Sounds like the beginning of a joke, right?
I assure you it is not. But before I tell you the story, let me toot my own horn a bit.
I rode 5.5 miles on my bike today!
It was actually quite pleasant.
Well, aside from the incident after church this morning. Involving my bike, two Catholics, a homeless man with a patch over his eye, a hacksaw and me.
Now that it is over and done with, it is quite amusing.
Although my feet are not so amused.
You probably want to hear the story, right?
So there I was this morning, outside the church. Preparing to lock up my bike and start my day with 8:00 a.m. Mass as I usually do on Saturdays. But today, I had ridden my bike instead of the bus. I was feeling quite proud!
I scouted out a good place to lock up my bike. I was a bit worried about my little white basket attached to the front. I glanced nervously towards the door of the church. There was a homeless person tightly rolled up in a blanket by the door. Looked like a human cocoon.
I pulled out my combination lock-cable. It barely fit through the basket and around the post in front of the church. And when I went to lock it, it would not! I was feeing quite anxious. I jammed it together and gave the numbers a whirl and went into church.
The doors to the church were open. I had a feeling that I had not locked my bike properly. Everytime I heard a noise, I assumed someone had stolen my bike and sweet white basket. Maybe the homeless man. I scolded myself for being so anxious and judgmental. I prayed and became immersed in the service.
After Mass, I walked out, heart thudding. I looked outside and there was my ride. All safe and sound! I felt silly. I went to unlock it. The homeless man was still sleeping. I put in my combination. And nothing! It would not unlock! I tried several times. I had a horrible feeling. When I forced it earlier, I think I messed it up. Maybe deprogrammed the code.
I must have looked panic stricken. An older couple in their car, came over and asked if I was ok. I explained to them what happened. They tried to help to no avail. They suggested I go in and ask "Bob" (not his real name). Apparently Bob was quite the handyman!
I ran in and found Bob. I told him what happened and asked if he had any bolt cutters with him. He said no, but he would come out and look at it. We all looked at it, tried the combination several times. No luck. It was one of those really strong cables with a combination lock built in. And it was not going anywhere. My heart was thudding sickly.
I was supposed to meet my mom for breakfast in 30 minutes. She would be worried. What was I going to do?
Where would I get bolt cutters? I certainly could not afford them at the store. Then I saw a Jiffy Lube up the street. I told my Catholic friends that I was going to go ask the folks at Jiffy Lube if they had any bolt cutters. I ran up the block and explained my situation. I expected them to be suspicious or turn me away. I explained what had happened. I also threw in there that I was a Jiffy Lube customer. Well, I had been in the past! They were very kind. One of the young men went downstairs to see what kind of tools they had. The other attendant, a young lady kindly talked with me and said they would help, not to worry.

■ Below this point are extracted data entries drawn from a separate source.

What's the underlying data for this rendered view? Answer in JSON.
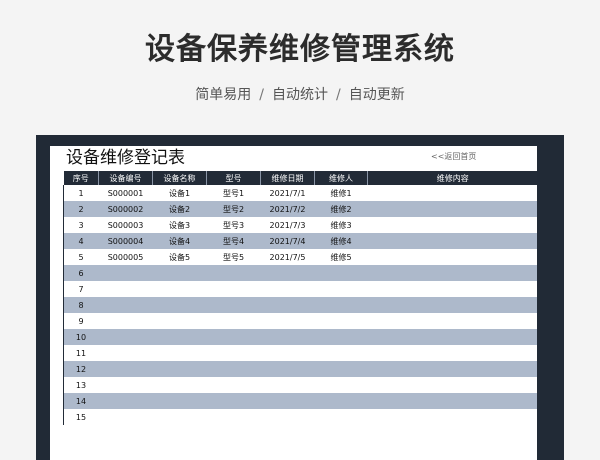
{
  "hero": {
    "title": "设备保养维修管理系统",
    "features": [
      "简单易用",
      "自动统计",
      "自动更新"
    ],
    "separator": "/"
  },
  "sheet": {
    "title": "设备维修登记表",
    "back_link": "<<返回首页",
    "columns": [
      "序号",
      "设备编号",
      "设备名称",
      "型号",
      "维修日期",
      "维修人",
      "维修内容"
    ],
    "rows": [
      [
        "1",
        "S000001",
        "设备1",
        "型号1",
        "2021/7/1",
        "维修1",
        ""
      ],
      [
        "2",
        "S000002",
        "设备2",
        "型号2",
        "2021/7/2",
        "维修2",
        ""
      ],
      [
        "3",
        "S000003",
        "设备3",
        "型号3",
        "2021/7/3",
        "维修3",
        ""
      ],
      [
        "4",
        "S000004",
        "设备4",
        "型号4",
        "2021/7/4",
        "维修4",
        ""
      ],
      [
        "5",
        "S000005",
        "设备5",
        "型号5",
        "2021/7/5",
        "维修5",
        ""
      ],
      [
        "6",
        "",
        "",
        "",
        "",
        "",
        ""
      ],
      [
        "7",
        "",
        "",
        "",
        "",
        "",
        ""
      ],
      [
        "8",
        "",
        "",
        "",
        "",
        "",
        ""
      ],
      [
        "9",
        "",
        "",
        "",
        "",
        "",
        ""
      ],
      [
        "10",
        "",
        "",
        "",
        "",
        "",
        ""
      ],
      [
        "11",
        "",
        "",
        "",
        "",
        "",
        ""
      ],
      [
        "12",
        "",
        "",
        "",
        "",
        "",
        ""
      ],
      [
        "13",
        "",
        "",
        "",
        "",
        "",
        ""
      ],
      [
        "14",
        "",
        "",
        "",
        "",
        "",
        ""
      ],
      [
        "15",
        "",
        "",
        "",
        "",
        "",
        ""
      ]
    ]
  },
  "colors": {
    "header_bg": "#222b37",
    "stripe": "#adb9cb",
    "frame": "#212a36"
  }
}
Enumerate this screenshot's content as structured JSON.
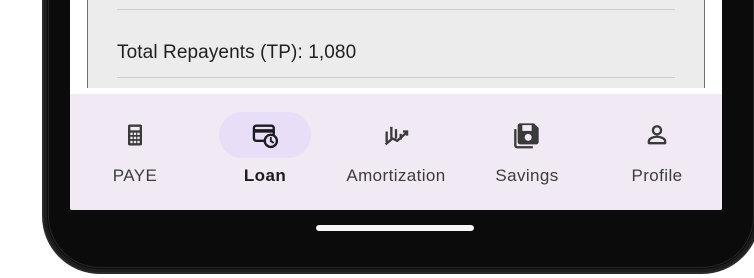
{
  "summary": {
    "total_repayments": "Total Repayents (TP): 1,080"
  },
  "nav": {
    "items": [
      {
        "label": "PAYE",
        "icon": "calculator-icon",
        "active": false
      },
      {
        "label": "Loan",
        "icon": "loan-card-clock-icon",
        "active": true
      },
      {
        "label": "Amortization",
        "icon": "amortization-chart-icon",
        "active": false
      },
      {
        "label": "Savings",
        "icon": "savings-save-icon",
        "active": false
      },
      {
        "label": "Profile",
        "icon": "profile-person-icon",
        "active": false
      }
    ]
  },
  "colors": {
    "nav_background": "#f1e9f3",
    "active_indicator": "#e8def8",
    "card_background": "#ececec",
    "icon_color": "#3a3a3a"
  }
}
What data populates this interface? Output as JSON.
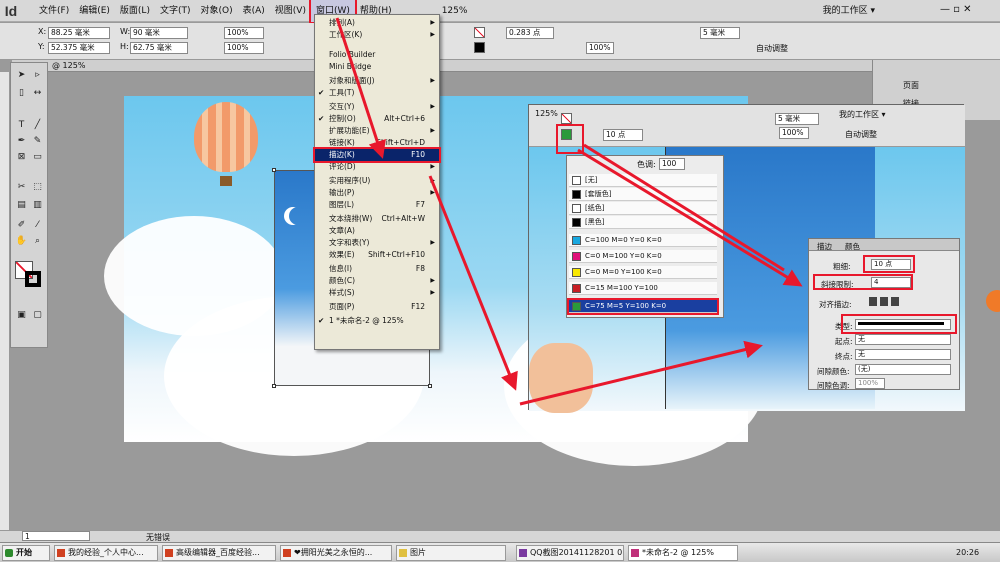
{
  "app": {
    "logo": "Id"
  },
  "menubar": {
    "items": [
      "文件(F)",
      "编辑(E)",
      "版面(L)",
      "文字(T)",
      "对象(O)",
      "表(A)",
      "视图(V)",
      "窗口(W)",
      "帮助(H)"
    ],
    "zoom": "125%",
    "workspace": "我的工作区 ▾"
  },
  "control": {
    "x": "88.25 毫米",
    "y": "52.375 毫米",
    "w": "90 毫米",
    "h": "62.75 毫米",
    "sx": "100%",
    "sy": "100%",
    "stroke_w": "0.283 点",
    "opacity": "100%",
    "pad": "5 毫米",
    "autofit": "自动调整"
  },
  "doc_tab": "@ 125%",
  "window_menu": {
    "items": [
      {
        "label": "排列(A)",
        "arrow": true
      },
      {
        "label": "工作区(K)",
        "arrow": true
      },
      {
        "label": "Folio Builder"
      },
      {
        "label": "Mini Bridge"
      },
      {
        "label": "对象和版面(J)",
        "arrow": true
      },
      {
        "label": "工具(T)",
        "check": true
      },
      {
        "label": "交互(Y)",
        "arrow": true
      },
      {
        "label": "控制(O)",
        "check": true,
        "shortcut": "Alt+Ctrl+6"
      },
      {
        "label": "扩展功能(E)",
        "arrow": true
      },
      {
        "label": "链接(K)",
        "shortcut": "Shift+Ctrl+D"
      },
      {
        "label": "描边(K)",
        "shortcut": "F10",
        "highlight": true
      },
      {
        "label": "评论(D)",
        "arrow": true
      },
      {
        "label": "实用程序(U)",
        "arrow": true
      },
      {
        "label": "输出(P)",
        "arrow": true
      },
      {
        "label": "图层(L)",
        "shortcut": "F7"
      },
      {
        "label": "文本绕排(W)",
        "shortcut": "Ctrl+Alt+W"
      },
      {
        "label": "文章(A)"
      },
      {
        "label": "文字和表(Y)",
        "arrow": true
      },
      {
        "label": "效果(E)",
        "shortcut": "Shift+Ctrl+F10"
      },
      {
        "label": "信息(I)",
        "shortcut": "F8"
      },
      {
        "label": "颜色(C)",
        "arrow": true
      },
      {
        "label": "样式(S)",
        "arrow": true
      },
      {
        "label": "页面(P)",
        "shortcut": "F12"
      },
      {
        "label": "1 *未命名-2 @ 125%",
        "check": true
      }
    ]
  },
  "second_toolbar": {
    "zoom": "125%",
    "workspace": "我的工作区 ▾",
    "stroke": "10 点",
    "pad": "5 毫米",
    "autofit": "自动调整",
    "opacity": "100%"
  },
  "swatches": {
    "tint_label": "色调:",
    "tint_value": "100",
    "items": [
      {
        "label": "[无]",
        "color": "#ffffff"
      },
      {
        "label": "[套版色]",
        "color": "#000000"
      },
      {
        "label": "[纸色]",
        "color": "#ffffff"
      },
      {
        "label": "[黑色]",
        "color": "#000000"
      },
      {
        "label": "C=100 M=0 Y=0 K=0",
        "color": "#18a8e0"
      },
      {
        "label": "C=0 M=100 Y=0 K=0",
        "color": "#e0107a"
      },
      {
        "label": "C=0 M=0 Y=100 K=0",
        "color": "#f8e800"
      },
      {
        "label": "C=15 M=100 Y=100",
        "color": "#c81e24"
      },
      {
        "label": "C=75 M=5 Y=100 K=0",
        "color": "#2a9a3a",
        "selected": true
      }
    ]
  },
  "stroke_panel": {
    "tab1": "描边",
    "tab2": "颜色",
    "weight_label": "粗细:",
    "weight_value": "10 点",
    "miter_label": "斜接限制:",
    "miter_value": "4",
    "align_label": "对齐描边:",
    "type_label": "类型:",
    "start_label": "起点:",
    "start_value": "无",
    "end_label": "终点:",
    "end_value": "无",
    "gap_color_label": "间隙颜色:",
    "gap_color_value": "(无)",
    "gap_tint_label": "间隙色调:",
    "gap_tint_value": "100%"
  },
  "right_panel": {
    "pages": "页面",
    "links": "链接"
  },
  "statusbar": {
    "page": "1",
    "errors": "无错误"
  },
  "taskbar": {
    "start": "开始",
    "tasks": [
      "我的经验_个人中心...",
      "高级编辑器_百度经验...",
      "❤拥阳光美之永恒的...",
      "图片",
      "QQ截图20141128201 0...",
      "*未命名-2 @ 125%"
    ],
    "time": "20:26"
  },
  "colors": {
    "accent_red": "#e8182c",
    "menu_highlight": "#0a246a"
  }
}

The young man emerged shortly after.
"No bolt cutters", he said. "But we have a hacksaw!"
"I will give it a try!" I exclaimed, thanking them and running back to church.
Soon, we had Bob with the hacksaw, and the an older woman and myself assisting, holding the cable taut. It was slow going. A couple times I worried Bob would lose a finger! He did not seemed concerned, but he was working up a sweat.
Then suddenly I noticed someone approach out of the corner of my eye.
It was the homeless man. He peered at us curiously with one eye. He had a patch over the other. His fingernails were long and yellow.
"That hacksaw is awful dull", he remarked. "Might take you all day."
But then he and Bob started to work together. Sawing, twisting the cable, trying different angles. Discussing their methods.
They were both sweating by now. Cars were driving by slowly, peering at us, curiously.
"People are probably wondering what the Catholics are up to", I told the lady.
Just then we heard a snap. We jumped. Bob and homeless man were smiling. Holding up two ends of the cable.
"There ya go!" said Bob.
I hugged them all and thanked them.
Then I hopped on my bike and headed to breakfast with my mom. And in search of a new bike lock. Maybe I should pack a hacksaw next time just in case?
A very intense experience this was! But then again, if this had not happened I would not have this story to tell.
I am painfully aware of the lesson I learned. Yet again.
"Thank you, God", I whispered. I wiped a tear from my eye.
There are still so many kind people in this world. And so many of them are hidden beneath the veil of my own prejudice.
"Judge not, that ye be not judged.
"For with what judgment ye judge, ye shall be judged: and with what measure ye mete, it shall be measured to you again."